Canada and the Philippines signed a memorandum of understanding on defense cooperation in January 2024, a move which Manila’s defense chief said could lead to a bilateral troop pact.
“I’m glad to hear that there is a strong intention on both sides to deepen and strengthen the relationships by forging new milestones in our defense relations to culminate, perhaps, with the Visiting Forces Agreement,” Philippine Defense Secretary Gilberto Teodoro said in a statement.
Manila has such an agreement with the United States, which allows the rotation of U.S. troops to and from the Philippines for drills and exercises.
The Philippine Defense Ministry said the memorandum would jump-start cooperation with Canada on military education and training, information sharing, peacekeeping operations, and disaster response.
“The strongest assets we have are the mutual trust and confidence that we have in one another … and because we are dealing with each other in a straightforward, open and on a rules-based manner, such trust is reinforced and will surpass political changes and the tests of time,” Teodoro said.

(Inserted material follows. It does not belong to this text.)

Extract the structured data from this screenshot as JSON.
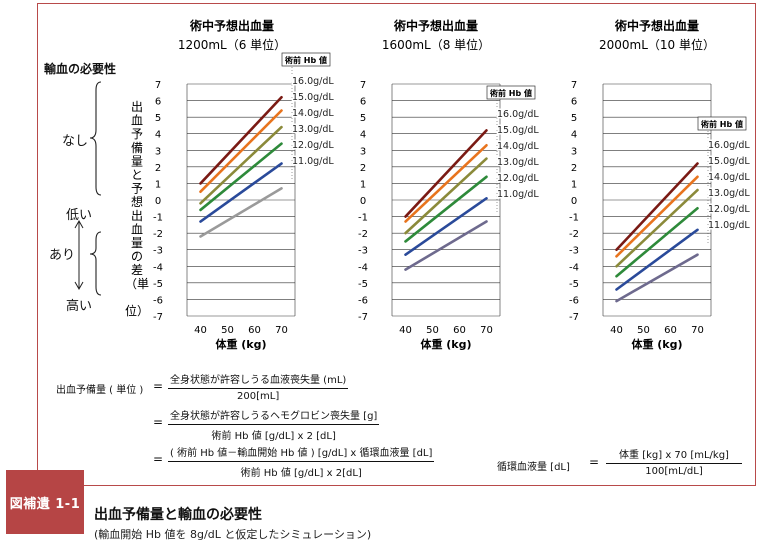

Canada has supported the Philippines in the face of the People’s Republic of China’s (PRC) increased assertiveness in the South China Sea, backing a 2016 international tribunal’s ruling that Beijing’s expansive claims to the strategic waterway have no legal basis. The PRC has ignored that decision, and its coast guard and maritime militia have harassed fishing crews and Philippine vessels conducting military resupply missions.
In October 2023, Ottawa and Manila signed a deal for the Philippines to use Canada’s Dark Vessel Detection system to combat illegal, unreported and unregulated fishing by vessels that have switched off their location transmitters to evade detection.
The system will also enhance the Philippines’ maritime domain awareness over its territorial waters and exclusive economic zone, where there have been a series of confrontations with the PRC.